Su mano apretando mis endebles dedos dejaba la mía fría y áspera, mientras balbuceaba palabras sueltas y nunca escritas en ese diccionario que se alzaba encima del encerado de la escuela, aquel del que la profe nos leía cada día una página llena de palabras, sinónimos y antónimos.
Sus piernas eran delgadas como dos ramas secas de ese árbol dónde el petirrojo cantaba cada mañana al unísono con el gallo, pero sus pasos, firmes y de zancada grande, me hacían correr para no ser arrastrado por el camino empedrado y cubierto de hojas de ese lugar caduco.
–Ya llegamos, ¡¡esta será tu nueva casa!!– dijo esa mujer con voz arisca y sin rastro de querer escuchar una respuesta. Su mirada borraba mi voz. Tragué la poca saliva que deambulaba en mi boca, dejando mi voz sin vocales que acompañasen a esas consonantes.
Abrió esa puerta de barrotes oxidados delatando la precariedad de mi nueva casa; un haz de luz formaba dos cuadrados de madera entre el color negro del suelo.

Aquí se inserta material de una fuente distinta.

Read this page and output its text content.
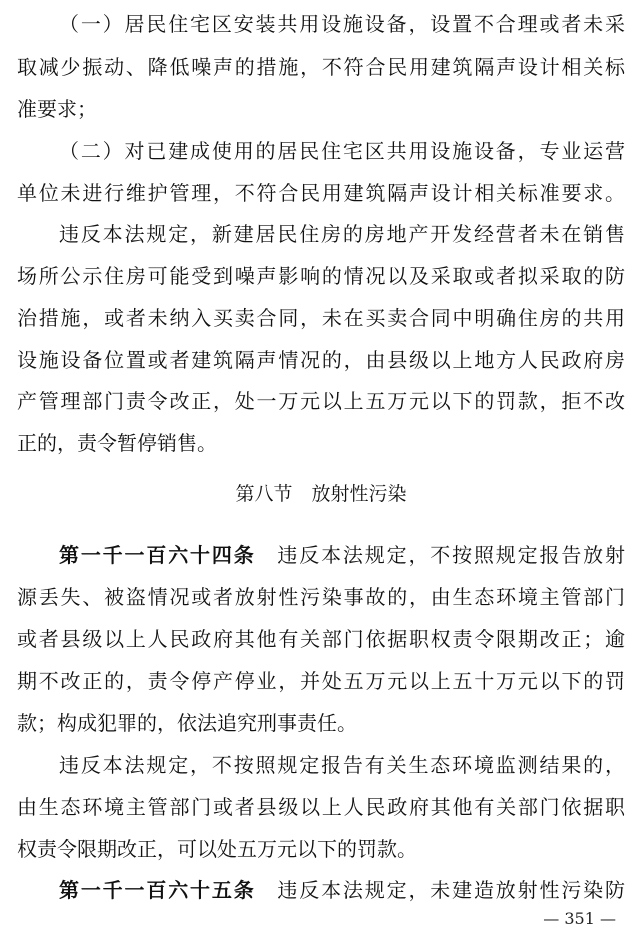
（一）居民住宅区安装共用设施设备，设置不合理或者未采
取减少振动、降低噪声的措施，不符合民用建筑隔声设计相关标
准要求；
（二）对已建成使用的居民住宅区共用设施设备，专业运营
单位未进行维护管理，不符合民用建筑隔声设计相关标准要求。
违反本法规定，新建居民住房的房地产开发经营者未在销售
场所公示住房可能受到噪声影响的情况以及采取或者拟采取的防
治措施，或者未纳入买卖合同，未在买卖合同中明确住房的共用
设施设备位置或者建筑隔声情况的，由县级以上地方人民政府房
产管理部门责令改正，处一万元以上五万元以下的罚款，拒不改
正的，责令暂停销售。
第八节　放射性污染
第一千一百六十四条　 违反本法规定，不按照规定报告放射
源丢失、被盗情况或者放射性污染事故的，由生态环境主管部门
或者县级以上人民政府其他有关部门依据职权责令限期改正；逾
期不改正的，责令停产停业，并处五万元以上五十万元以下的罚
款；构成犯罪的，依法追究刑事责任。
违反本法规定，不按照规定报告有关生态环境监测结果的，
由生态环境主管部门或者县级以上人民政府其他有关部门依据职
权责令限期改正，可以处五万元以下的罚款。
第一千一百六十五条　 违反本法规定，未建造放射性污染防
— 351 —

–¡¡¡Vamos, entra!!! No te quedes ahí como un pasmarote– me dijo.
Mis pasos eran débiles, pequeños, temblorosos y sin apenas contacto con ese suelo sin luz; no quería interrumpir el silencio de ese lugar impidiendo ver la realidad, cuando escuché un “click”. Me di la vuelta, viendo esos dedos largos subiendo el interruptor sin que la carne ocultase los huesos. La luz tenue iluminó un pasillo largo de quince camas a cada lado y una puerta al fondo de un aseo delatado por una letra W y una C clavadas en dicha puerta. Entre cama y cama, una mesita de noche ocupaba el pequeño espacio.